O título “Mãe da Igreja”, que celebramos hoje, foi solenemente proclamado pelo Papa Paulo VI em 21 de novembro de 1964, no encerramento da terceira sessão do Concílio Vaticano II. Em 2018, o Papa Francisco inscreveu a memória obrigatória da Bem-aventurada Virgem Maria, Mãe da Igreja, no Calendário Romano Geral, fixando-a na segunda-feira após Pentecostes — para que toda a Igreja, ainda contemplando a descida do Espírito sobre o Cenáculo, reconhecesse na Mãe de Cristo também a sua própria Mãe.
Por que celebramos hoje
A memória da Bem-aventurada Virgem Maria, Mãe da Igreja, foi inscrita por decreto do Papa Francisco no Calendário Romano Geral em 11 de fevereiro de 2018, e fixada na segunda-feira logo após o Domingo de Pentecostes. Em 2026, com a Páscoa em 5 de abril e Pentecostes em 24 de maio, essa segunda-feira cai no dia 25 — por isso celebramos hoje Maria como Mãe da Igreja, no dia seguinte ao Cenáculo, ainda com o coração tomado pela descida do Espírito Santo sobre a comunidade primitiva, na qual ela mesma estava presente em oração.
Para nossa vida
Olhar para Maria neste dia é uma oportunidade para repensar o que respondemos a Deus quando Ele bate à nossa porta. Quase nunca seremos chamados a coisas tão extraordinárias quanto gerar o Verbo no ventre — mas todos os dias somos chamados a pequenos “faça-se” diante do trabalho cansativo, do filho que precisa de paciência, do irmão difícil de amar, da Cruz que aparece sem aviso. A docilidade de Maria não foi um momento heroico isolado: foi uma postura cultivada dia após dia no silêncio escondido de Nazaré, e por isso esteve pronta quando o anjo chegou e quando a espada veio.

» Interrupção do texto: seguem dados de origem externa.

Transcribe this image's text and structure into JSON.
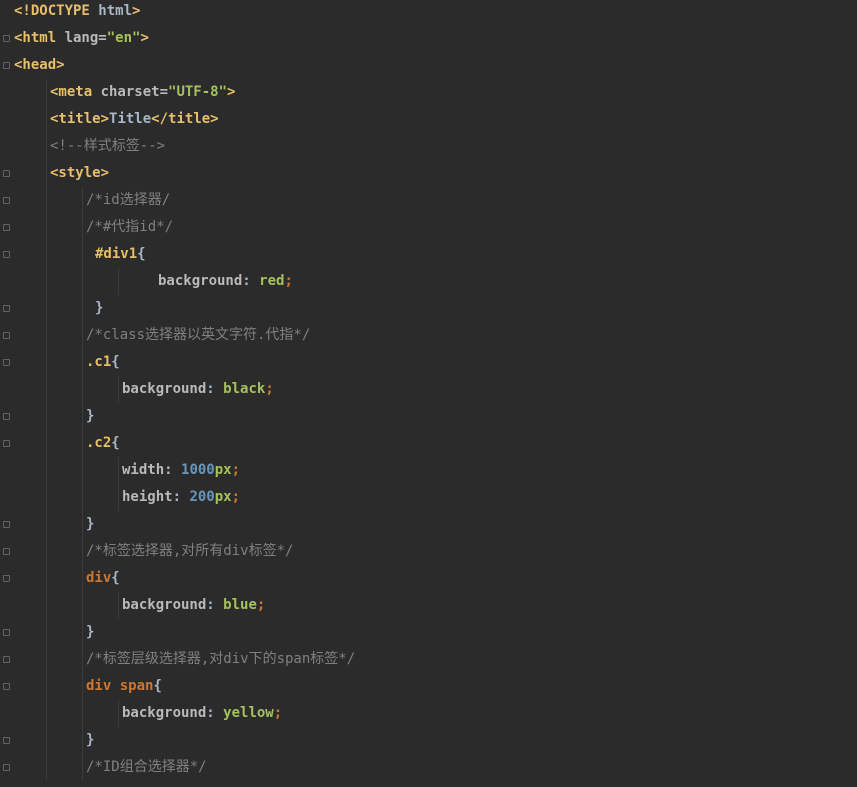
{
  "editor": {
    "lines": [
      {
        "indent": 0,
        "tokens": [
          {
            "t": "<!DOCTYPE ",
            "c": "tag"
          },
          {
            "t": "html",
            "c": "plain"
          },
          {
            "t": ">",
            "c": "tag"
          }
        ]
      },
      {
        "indent": 0,
        "tokens": [
          {
            "t": "<html ",
            "c": "tag"
          },
          {
            "t": "lang=",
            "c": "attr"
          },
          {
            "t": "\"en\"",
            "c": "str"
          },
          {
            "t": ">",
            "c": "tag"
          }
        ]
      },
      {
        "indent": 0,
        "tokens": [
          {
            "t": "<head>",
            "c": "tag"
          }
        ]
      },
      {
        "indent": 36,
        "tokens": [
          {
            "t": "<meta ",
            "c": "tag"
          },
          {
            "t": "charset=",
            "c": "attr"
          },
          {
            "t": "\"UTF-8\"",
            "c": "str"
          },
          {
            "t": ">",
            "c": "tag"
          }
        ]
      },
      {
        "indent": 36,
        "tokens": [
          {
            "t": "<title>",
            "c": "tag"
          },
          {
            "t": "Title",
            "c": "plain"
          },
          {
            "t": "</title>",
            "c": "tag"
          }
        ]
      },
      {
        "indent": 36,
        "tokens": [
          {
            "t": "<!--样式标签-->",
            "c": "cmt"
          }
        ]
      },
      {
        "indent": 36,
        "tokens": [
          {
            "t": "<style>",
            "c": "tag"
          }
        ]
      },
      {
        "indent": 72,
        "tokens": [
          {
            "t": "/*id选择器/",
            "c": "cmt"
          }
        ]
      },
      {
        "indent": 72,
        "tokens": [
          {
            "t": "/*#代指id*/",
            "c": "cmt"
          }
        ]
      },
      {
        "indent": 81,
        "tokens": [
          {
            "t": "#div1",
            "c": "sel"
          },
          {
            "t": "{",
            "c": "plain"
          }
        ]
      },
      {
        "indent": 144,
        "tokens": [
          {
            "t": "background",
            "c": "prop"
          },
          {
            "t": ": ",
            "c": "plain"
          },
          {
            "t": "red",
            "c": "val"
          },
          {
            "t": ";",
            "c": "punc"
          }
        ]
      },
      {
        "indent": 81,
        "tokens": [
          {
            "t": "}",
            "c": "plain"
          }
        ]
      },
      {
        "indent": 72,
        "tokens": [
          {
            "t": "/*class选择器以英文字符.代指*/",
            "c": "cmt"
          }
        ]
      },
      {
        "indent": 72,
        "tokens": [
          {
            "t": ".c1",
            "c": "sel"
          },
          {
            "t": "{",
            "c": "plain"
          }
        ]
      },
      {
        "indent": 108,
        "tokens": [
          {
            "t": "background",
            "c": "prop"
          },
          {
            "t": ": ",
            "c": "plain"
          },
          {
            "t": "black",
            "c": "val"
          },
          {
            "t": ";",
            "c": "punc"
          }
        ]
      },
      {
        "indent": 72,
        "tokens": [
          {
            "t": "}",
            "c": "plain"
          }
        ]
      },
      {
        "indent": 72,
        "tokens": [
          {
            "t": ".c2",
            "c": "sel"
          },
          {
            "t": "{",
            "c": "plain"
          }
        ]
      },
      {
        "indent": 108,
        "tokens": [
          {
            "t": "width",
            "c": "prop"
          },
          {
            "t": ": ",
            "c": "plain"
          },
          {
            "t": "1000",
            "c": "num"
          },
          {
            "t": "px",
            "c": "val"
          },
          {
            "t": ";",
            "c": "punc"
          }
        ]
      },
      {
        "indent": 108,
        "tokens": [
          {
            "t": "height",
            "c": "prop"
          },
          {
            "t": ": ",
            "c": "plain"
          },
          {
            "t": "200",
            "c": "num"
          },
          {
            "t": "px",
            "c": "val"
          },
          {
            "t": ";",
            "c": "punc"
          }
        ]
      },
      {
        "indent": 72,
        "tokens": [
          {
            "t": "}",
            "c": "plain"
          }
        ]
      },
      {
        "indent": 72,
        "tokens": [
          {
            "t": "/*标签选择器,对所有div标签*/",
            "c": "cmt"
          }
        ]
      },
      {
        "indent": 72,
        "tokens": [
          {
            "t": "div",
            "c": "kw"
          },
          {
            "t": "{",
            "c": "plain"
          }
        ]
      },
      {
        "indent": 108,
        "tokens": [
          {
            "t": "background",
            "c": "prop"
          },
          {
            "t": ": ",
            "c": "plain"
          },
          {
            "t": "blue",
            "c": "val"
          },
          {
            "t": ";",
            "c": "punc"
          }
        ]
      },
      {
        "indent": 72,
        "tokens": [
          {
            "t": "}",
            "c": "plain"
          }
        ]
      },
      {
        "indent": 72,
        "tokens": [
          {
            "t": "/*标签层级选择器,对div下的span标签*/",
            "c": "cmt"
          }
        ]
      },
      {
        "indent": 72,
        "tokens": [
          {
            "t": "div span",
            "c": "kw"
          },
          {
            "t": "{",
            "c": "plain"
          }
        ]
      },
      {
        "indent": 108,
        "tokens": [
          {
            "t": "background",
            "c": "prop"
          },
          {
            "t": ": ",
            "c": "plain"
          },
          {
            "t": "yellow",
            "c": "val"
          },
          {
            "t": ";",
            "c": "punc"
          }
        ]
      },
      {
        "indent": 72,
        "tokens": [
          {
            "t": "}",
            "c": "plain"
          }
        ]
      },
      {
        "indent": 72,
        "tokens": [
          {
            "t": "/*ID组合选择器*/",
            "c": "cmt"
          }
        ]
      }
    ],
    "folds": [
      1,
      2,
      6,
      7,
      8,
      9,
      11,
      12,
      13,
      15,
      16,
      19,
      20,
      21,
      23,
      24,
      25,
      27,
      28
    ],
    "colors": {
      "background": "#2b2b2b",
      "tag": "#e8bf6a",
      "comment": "#808080",
      "string": "#a5c25c",
      "number": "#6897bb",
      "keyword": "#cc7832",
      "text": "#a9b7c6"
    }
  }
}
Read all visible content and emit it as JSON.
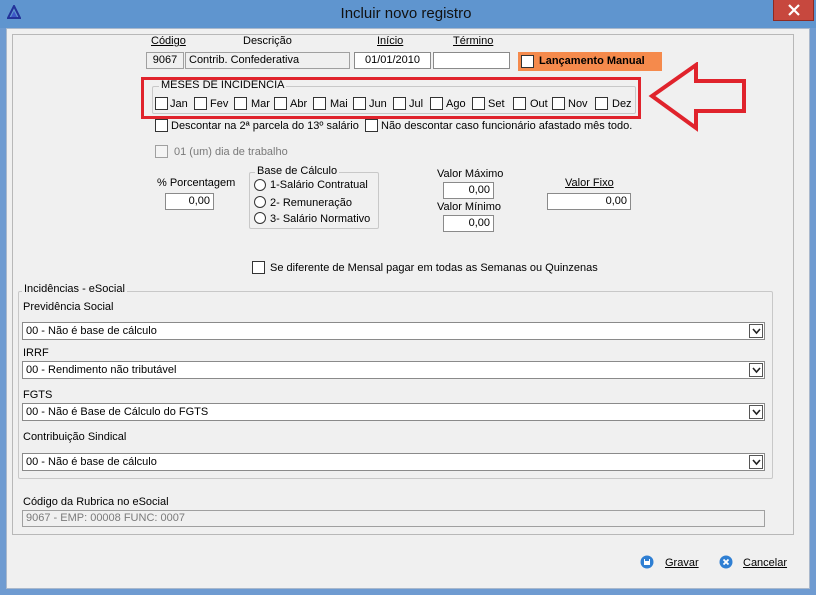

Uma prática concreta para hoje: rezar o Angelus às 12 horas, ou um terço inteiro, lembrando que cada Ave-Maria é o eco do “sim” que ela disse primeiro por todos nós. Se isso parece pouco, vale lembrar que Ela mesma escolheu aparições simples — três pastorinhos em Fátima, uma menina índia em Guadalupe, uma camponesa em Lourdes — para mostrar que o caminho do Céu passa por gestos pequenos feitos com o coração inteiro. Ela é nossa Mãe; basta chamá-la, e Ela vem.
Jésus pois tendo visto sua mãe, e ao discípulo que ele amava, o-qual estava presente, disse a sua mãe: Mulher, eis aí teu filho. Depois disse ao discipulo: Eis aí tua mãe. E desta hora em diante a tomou o discípulo para sua casa.